How to Join the Python Security Response Team: A Step-by-Step Guide

Introduction

Security is never accidental—it's the result of dedicated volunteers and staff working behind the scenes to keep the Python ecosystem safe. The Python Security Response Team (PSRT) is the group responsible for triaging and coordinating vulnerability reports, issuing advisories, and ensuring fixes are applied without breaking existing use cases. Thanks to the work of Seth Larson, the Security Developer-in-Residence, the PSRT now operates under an approved public governance document (PEP 811). This new structure brings transparency: a public list of members, clear responsibilities, and a defined process for onboarding and offboarding. The first new member under this process is Jacob Coffee, the PSF Infrastructure Engineer, who joined as the first non–“Release Manager” member since Seth in 2023. With support from Alpha-Omega, the PSRT is becoming more sustainable. If you're passionate about Python security and want to help, here's your comprehensive guide to joining the team.

What You Need

• Existing PSRT member to nominate you
• Experience with Python security, vulnerability handling, or related areas
• Familiarity with Python's development process and community
• Time and commitment for security triage, coordination, and advisory work
• No requirement to be a core developer, team member, or triager—open to all qualified individuals

Step-by-Step Process

Step 1: Understand the Role and Governance

Before you jump in, take time to study the PSRT's new governance under PEP 811. The document outlines the team's responsibilities, how members and admins are expected to act, and the relationship with the Python Steering Council. The PSRT now publishes its member list publicly, so you can see who's currently on the team. Read about the onboarding and offboarding procedures—they balance security with sustainability. Also, review past advisories (like the 16 advisories published in 2023 for CPython and pip) to understand the type of work involved.

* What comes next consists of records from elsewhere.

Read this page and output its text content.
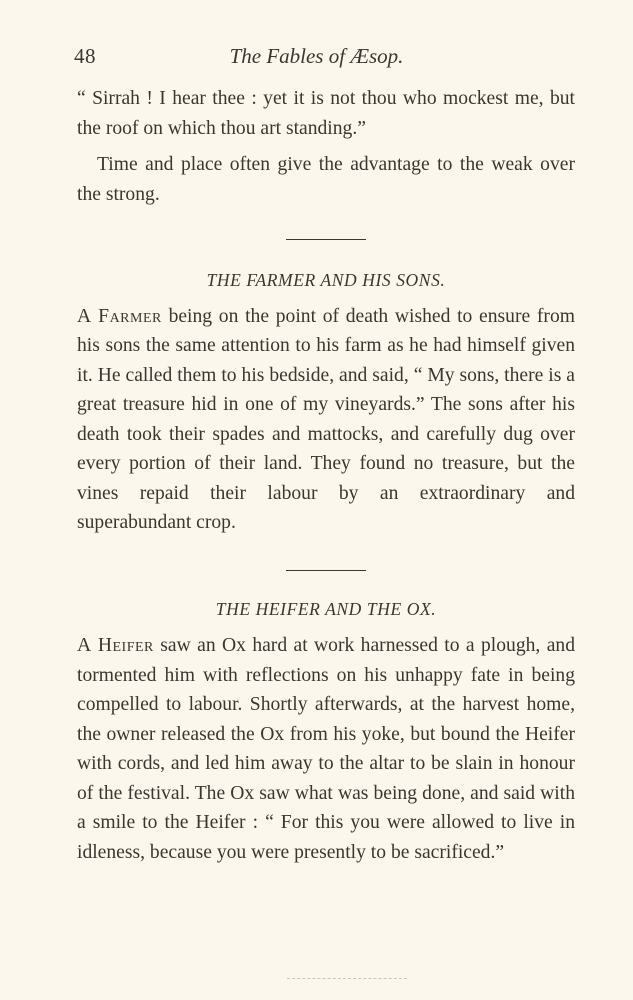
48	The Fables of Æsop.

“ Sirrah ! I hear thee : yet it is not thou who mockest me, but the roof on which thou art standing.”

Time and place often give the advantage to the weak over the strong.

THE FARMER AND HIS SONS.

A Farmer being on the point of death wished to ensure from his sons the same attention to his farm as he had himself given it. He called them to his bedside, and said, “ My sons, there is a great treasure hid in one of my vineyards.” The sons after his death took their spades and mattocks, and carefully dug over every portion of their land. They found no treasure, but the vines repaid their labour by an extraordinary and superabundant crop.

THE HEIFER AND THE OX.

A Heifer saw an Ox hard at work harnessed to a plough, and tormented him with reflections on his unhappy fate in being compelled to labour. Shortly afterwards, at the harvest home, the owner released the Ox from his yoke, but bound the Heifer with cords, and led him away to the altar to be slain in honour of the festival. The Ox saw what was being done, and said with a smile to the Heifer : “ For this you were allowed to live in idleness, because you were presently to be sacrificed.”
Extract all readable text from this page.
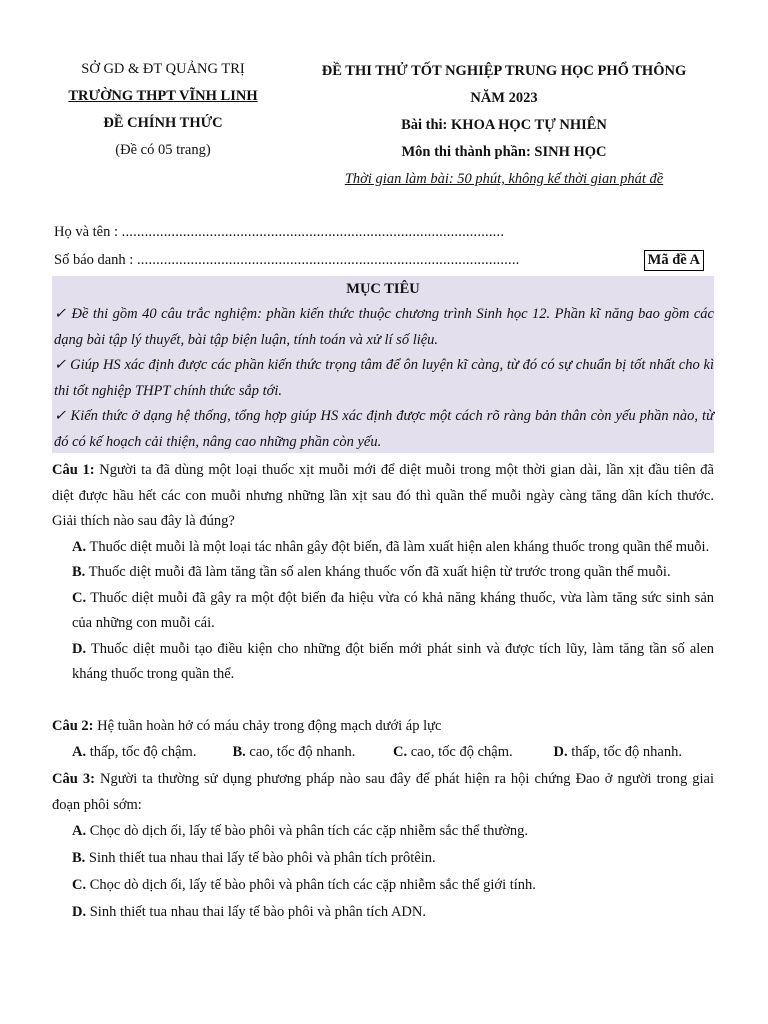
SỞ GD & ĐT QUẢNG TRỊ
TRƯỜNG THPT VĨNH LINH
ĐỀ CHÍNH THỨC
(Đề có 05 trang)
ĐỀ THI THỬ TỐT NGHIỆP TRUNG HỌC PHỔ THÔNG
NĂM 2023
Bài thi: KHOA HỌC TỰ NHIÊN
Môn thi thành phần: SINH HỌC
Thời gian làm bài: 50 phút, không kể thời gian phát đề
Họ và tên : ....................................................................................................
Số báo danh : ....................................................................................................	Mã đề A
MỤC TIÊU
✓ Đề thi gồm 40 câu trắc nghiệm: phần kiến thức thuộc chương trình Sinh học 12. Phần kĩ năng bao gồm các dạng bài tập lý thuyết, bài tập biện luận, tính toán và xử lí số liệu.
✓ Giúp HS xác định được các phần kiến thức trọng tâm để ôn luyện kĩ càng, từ đó có sự chuẩn bị tốt nhất cho kì thi tốt nghiệp THPT chính thức sắp tới.
✓ Kiến thức ở dạng hệ thống, tổng hợp giúp HS xác định được một cách rõ ràng bản thân còn yếu phần nào, từ đó có kế hoạch cải thiện, nâng cao những phần còn yếu.
Câu 1: Người ta đã dùng một loại thuốc xịt muỗi mới để diệt muỗi trong một thời gian dài, lần xịt đầu tiên đã diệt được hầu hết các con muỗi nhưng những lần xịt sau đó thì quần thể muỗi ngày càng tăng dần kích thước. Giải thích nào sau đây là đúng?
A. Thuốc diệt muỗi là một loại tác nhân gây đột biến, đã làm xuất hiện alen kháng thuốc trong quần thể muỗi.
B. Thuốc diệt muỗi đã làm tăng tần số alen kháng thuốc vốn đã xuất hiện từ trước trong quần thể muỗi.
C. Thuốc diệt muỗi đã gây ra một đột biến đa hiệu vừa có khả năng kháng thuốc, vừa làm tăng sức sinh sản của những con muỗi cái.
D. Thuốc diệt muỗi tạo điều kiện cho những đột biến mới phát sinh và được tích lũy, làm tăng tần số alen kháng thuốc trong quần thể.
Câu 2: Hệ tuần hoàn hở có máu chảy trong động mạch dưới áp lực
A. thấp, tốc độ chậm.	B. cao, tốc độ nhanh.	C. cao, tốc độ chậm.	D. thấp, tốc độ nhanh.
Câu 3: Người ta thường sử dụng phương pháp nào sau đây để phát hiện ra hội chứng Đao ở người trong giai đoạn phôi sớm:
A. Chọc dò dịch ối, lấy tế bào phôi và phân tích các cặp nhiễm sắc thể thường.
B. Sinh thiết tua nhau thai lấy tế bào phôi và phân tích prôtêin.
C. Chọc dò dịch ối, lấy tế bào phôi và phân tích các cặp nhiễm sắc thể giới tính.
D. Sinh thiết tua nhau thai lấy tế bào phôi và phân tích ADN.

Step 2: Get Involved in Python Security

Active participation in Python security is the best way to become known and respected. Contribute to security-related discussions on the python-security mailing list, help triage issues, or assist with vulnerability coordination. You don't need to be a core developer—the PSRT values expertise from maintainers, security researchers, and even community members. Seth Larson and Jacob Coffee are improving workflows with GitHub Security Advisories to properly credit everyone involved. Get familiar with tools like CVE and OSV records. The more you engage, the more likely existing members will notice your contributions.

Step 3: Find a Nominator

The nomination process is similar to the Core Team nomination process. You need an existing PSRT member to nominate you. Start building relationships with current members—attend Python security meetings, comment on their work, or collaborate on a vulnerability report. Explain why you want to join and how your skills can help. Remember, you don't need to be a core dev; even volunteers who actively contribute to security can be nominated.

Step 4: Prepare Your Nomination

Once a PSRT member agrees to nominate you, work with them to prepare a strong case. Your nominator will present you to the rest of the team. Highlight your experience with vulnerability handling, coordination with other open source projects (like the recent ZIP archive differential attack mitigation on PyPI), and your understanding of Python's API conventions and threat models. Emphasize your commitment to maintaining long-term fix sustainability and minimal impact on existing use cases.

Step 5: Await the Vote

The PSRT will hold a vote among its members. You need at least two-thirds (⅔) positive votes to be accepted. The voting process is confidential to maintain security and integrity. After the vote, you'll be informed of the outcome. If you're not accepted, ask for feedback and continue contributing—it's common to try again later.

Step 6: Onboarding and Beyond

If approved, you'll go through the onboarding process defined in PEP 811. You'll receive access to secure channels, learn the coordination workflows, and start handling real vulnerability reports. The PSRT encourages members to involve project maintainers and experts early in remediation to ensure fixes align with existing APIs and threat models. You'll also coordinate with other open source projects as needed. Your work will be recognized—Seth and Jacob are developing systems to record reporters, coordinators, and remediation developers in CVE and OSV records. Celebrate your contributions just like code commits!

Tips for Success

• Build trust over time. Regularly contribute to security discussions and demonstrate reliability.
• Learn from past advisories. Study how the PSRT handled past vulnerabilities to understand their approach.
• Collaborate widely. The PSRT often works with other open source projects—having cross-project experience is a plus.
• Stay updated. Follow PSRT announcements and changes in governance (like PEP 811).
• Don't be discouraged. The process may take time; persistence pays off.
• Celebrate recognition. Security work deserves acknowledgment, so take pride in your invisible contributions.